Глава сорок девятаяПрощание с Брежневым

Новый, 1983 год мы (то есть папа, Милена и я) встречали на вилле бывшего министра Галушки. Этот человек, наделенный аппетитной фамилией, служил министром иностранных дел в правительстве Дубчека. То есть в правительстве Пражской весны, решившемся на смелый эксперимент – осуществление проекта «социализма с человеческим лицом». После того как танки государств Варшавского блока в 1968 году положили конец этому эксперименту, все правительство Дубчека было отправлено в отставку. Их исключили из компартии и полностью отстранили не только от власти, но и от какой-либо политической деятельности. Тем не менее поступили с ними по советским меркам достаточно мягко: не только не расстреляли и не посадили, но даже министерские виллы оставили. На том новогоднем празднике присутствовало несколько человек из того свергнутого правительства. Все это были пожилые люди, достаточно бодрые, остроумные и даже отчасти веселые. Хотя их тотально отстранили от дел, да и чехословацкие спецслужбы следили за ними неусыпно, но они, по-видимому, не особо впадали в депрессию на своих виллах. Во всяком случае, вида не показывали. По складу своего мышления они оставались политиками до мозга костей, пристально следили за всеми политическими событиями в мире и оживленно их обсуждали. На вилле экс-министра имелся личный кинозал. В качестве новогоднего десерта Галушка смонтировал и показал своим гостям документальный фильм о событиях уходящего 1982 года. Документальные съемки сопровождались закадровыми комментариями самого экс-министра, опытного дипломата и политического аналитика. Кстати, отлично смонтированный и весьма занимательный фильм – часа на полтора, не меньше. Помню, я с увлечением взирал на экран, сидя в глубоком кресле в этом темном приватном кинозале и потягивая новогоднее шампанское. Ни до, ни после этого я никогда не встречал новые года в столь политизированном контексте. Итак, что мы увидели тогда, на том экране? Какие события взволновали мир в 1982 году?

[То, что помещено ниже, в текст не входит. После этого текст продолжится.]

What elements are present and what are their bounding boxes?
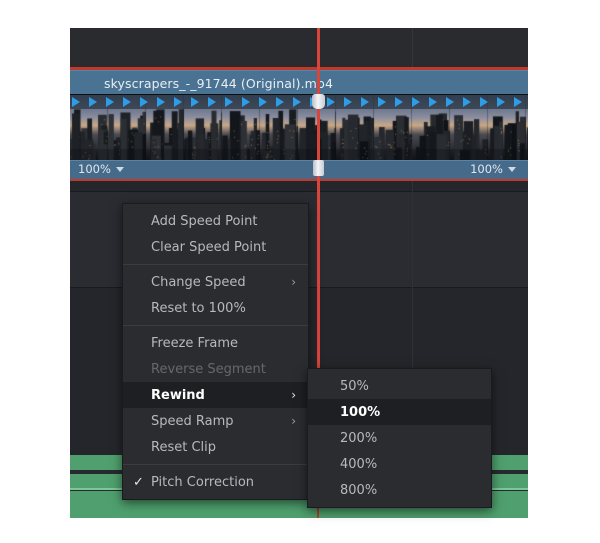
- speed-value-left-label: 100%: [78, 162, 111, 176]
- speed-value-left[interactable]: 100%: [78, 162, 124, 176]
- video-clip[interactable]: skyscrapers_-_91744 (Original).mp4 100% …: [70, 67, 528, 181]
- speed-value-right-label: 100%: [470, 162, 503, 176]
- menu-item-label: Reverse Segment: [151, 361, 266, 377]
- menu-item-clear-speed-point[interactable]: Clear Speed Point: [123, 234, 308, 260]
- clip-header[interactable]: skyscrapers_-_91744 (Original).mp4: [70, 70, 528, 95]
- forward-direction-arrow-icon: [106, 97, 114, 107]
- menu-item-label: Freeze Frame: [151, 335, 239, 351]
- submenu-item-label: 100%: [340, 404, 381, 420]
- submenu-item-400pct[interactable]: 400%: [308, 451, 491, 477]
- forward-direction-arrow-icon: [395, 97, 403, 107]
- menu-item-reverse-segment: Reverse Segment: [123, 356, 308, 382]
- menu-item-label: Pitch Correction: [151, 474, 255, 490]
- menu-item-label: Change Speed: [151, 274, 246, 290]
- menu-item-label: Add Speed Point: [151, 213, 258, 229]
- menu-separator: [123, 264, 308, 265]
- chevron-right-icon: ›: [291, 388, 296, 402]
- menu-item-label: Rewind: [151, 387, 205, 403]
- submenu-item-label: 200%: [340, 430, 378, 446]
- forward-direction-arrow-icon: [497, 97, 505, 107]
- rewind-speed-submenu[interactable]: 50% 100% 200% 400% 800%: [307, 368, 492, 508]
- menu-item-reset-to-100[interactable]: Reset to 100%: [123, 295, 308, 321]
- forward-direction-arrow-icon: [463, 97, 471, 107]
- forward-direction-arrow-icon: [174, 97, 182, 107]
- menu-item-add-speed-point[interactable]: Add Speed Point: [123, 208, 308, 234]
- forward-direction-arrow-icon: [344, 97, 352, 107]
- menu-item-change-speed[interactable]: Change Speed ›: [123, 269, 308, 295]
- forward-direction-arrow-icon: [140, 97, 148, 107]
- menu-separator: [123, 464, 308, 465]
- checkmark-icon: ✓: [133, 474, 144, 490]
- forward-direction-arrow-icon: [89, 97, 97, 107]
- forward-direction-arrow-icon: [123, 97, 131, 107]
- submenu-item-800pct[interactable]: 800%: [308, 477, 491, 503]
- speed-direction-marker-row: [70, 95, 528, 109]
- speed-point-handle-bottom[interactable]: [313, 160, 324, 176]
- forward-direction-arrow-icon: [225, 97, 233, 107]
- forward-direction-arrow-icon: [191, 97, 199, 107]
- menu-item-label: Speed Ramp: [151, 413, 234, 429]
- clip-title: skyscrapers_-_91744 (Original).mp4: [104, 75, 334, 91]
- menu-separator: [123, 325, 308, 326]
- menu-item-label: Reset Clip: [151, 439, 216, 455]
- forward-direction-arrow-icon: [259, 97, 267, 107]
- speed-value-right[interactable]: 100%: [470, 162, 516, 176]
- clip-thumbnail-strip: [70, 94, 528, 161]
- forward-direction-arrow-icon: [293, 97, 301, 107]
- submenu-item-200pct[interactable]: 200%: [308, 425, 491, 451]
- chevron-right-icon: ›: [291, 275, 296, 289]
- app-root: skyscrapers_-_91744 (Original).mp4 100% …: [0, 0, 600, 543]
- chevron-down-icon[interactable]: [508, 166, 516, 172]
- forward-direction-arrow-icon: [514, 97, 522, 107]
- menu-item-label: Clear Speed Point: [151, 239, 267, 255]
- forward-direction-arrow-icon: [480, 97, 488, 107]
- menu-item-reset-clip[interactable]: Reset Clip: [123, 434, 308, 460]
- submenu-item-100pct[interactable]: 100%: [308, 399, 491, 425]
- forward-direction-arrow-icon: [446, 97, 454, 107]
- menu-item-pitch-correction[interactable]: ✓ Pitch Correction: [123, 469, 308, 495]
- menu-item-label: Reset to 100%: [151, 300, 246, 316]
- submenu-item-label: 50%: [340, 378, 369, 394]
- submenu-item-label: 400%: [340, 456, 378, 472]
- forward-direction-arrow-icon: [208, 97, 216, 107]
- chevron-right-icon: ›: [291, 414, 296, 428]
- forward-direction-arrow-icon: [242, 97, 250, 107]
- forward-direction-arrow-icon: [72, 97, 80, 107]
- forward-direction-arrow-icon: [361, 97, 369, 107]
- chevron-down-icon[interactable]: [115, 166, 124, 172]
- forward-direction-arrow-icon: [378, 97, 386, 107]
- submenu-item-50pct[interactable]: 50%: [308, 373, 491, 399]
- forward-direction-arrow-icon: [412, 97, 420, 107]
- menu-item-freeze-frame[interactable]: Freeze Frame: [123, 330, 308, 356]
- forward-direction-arrow-icon: [327, 97, 335, 107]
- clip-speed-bar[interactable]: 100% 100%: [70, 160, 528, 181]
- forward-direction-arrow-icon: [429, 97, 437, 107]
- menu-item-rewind[interactable]: Rewind ›: [123, 382, 308, 408]
- submenu-item-label: 800%: [340, 482, 378, 498]
- clip-speed-context-menu[interactable]: Add Speed Point Clear Speed Point Change S…: [122, 203, 309, 500]
- speed-point-handle-top[interactable]: [312, 94, 325, 109]
- forward-direction-arrow-icon: [157, 97, 165, 107]
- forward-direction-arrow-icon: [276, 97, 284, 107]
- menu-item-speed-ramp[interactable]: Speed Ramp ›: [123, 408, 308, 434]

Главным событием того года, безусловно, стала смерть Брежнева. Я прекрасно помню тот ясный пражский день, 10 октября 1982 года, когда новость эта прозвучала. Меня сразу же отправили с архаическим жбаном в пивную к «Чешскому льву». И горьким чешским пивком помянули мы Леонида Ильича. Папа с Миленой обрадовались этому печальному известию: Брежнева они не любили, и смерть его пробуждала в них надежду (впрочем, достаточно зыбкую) на возможные политические перемены. А я? Я, конечно, радовался вместе с ними, я счастлив был видеть их ликующие лица, но в глубине души мне было грустно.

Я понимал, что заканчивается некая эпоха, – и я не ликовал по этому поводу. Я родился на втором году брежневского царствования и всю мою жизнь до описываемого момента жил при Брежневе. И, в общем-то, я втайне симпатизировал этому старцу. Даже, можно сказать, отчасти любил его. В этой тайной симпатии я вряд ли смог бы признаться тогда кому-либо из своих знакомых. В той среде, где я вырос, Брежнев был, мягко говоря, непопулярен. И все же, являясь главой пугающей советской системы, сам Брежнев не внушал страха. Над ним принято было смеяться. Где-то посередине своего правления он впал в отъехавшее, маразматическое состояние, и это сделало его героем бесчисленных анекдотов. Я до сих пор обожаю и часто рассказываю или цитирую анекдоты из этого великолепного маразматического брежневского цикла – с течением времени, утратив актуальное политическое звучание, эти анекдоты превратились в подобия дзенских коанов.

Никому не приходило в голову, что состояние, в котором пребывал Брежнев в последнее десятилетие своей жизни, заслуживает скорее сострадания, чем насмешки. В моих тогдашних глазах это особое состояние сознания сообщало ему не только комизм, но и величие.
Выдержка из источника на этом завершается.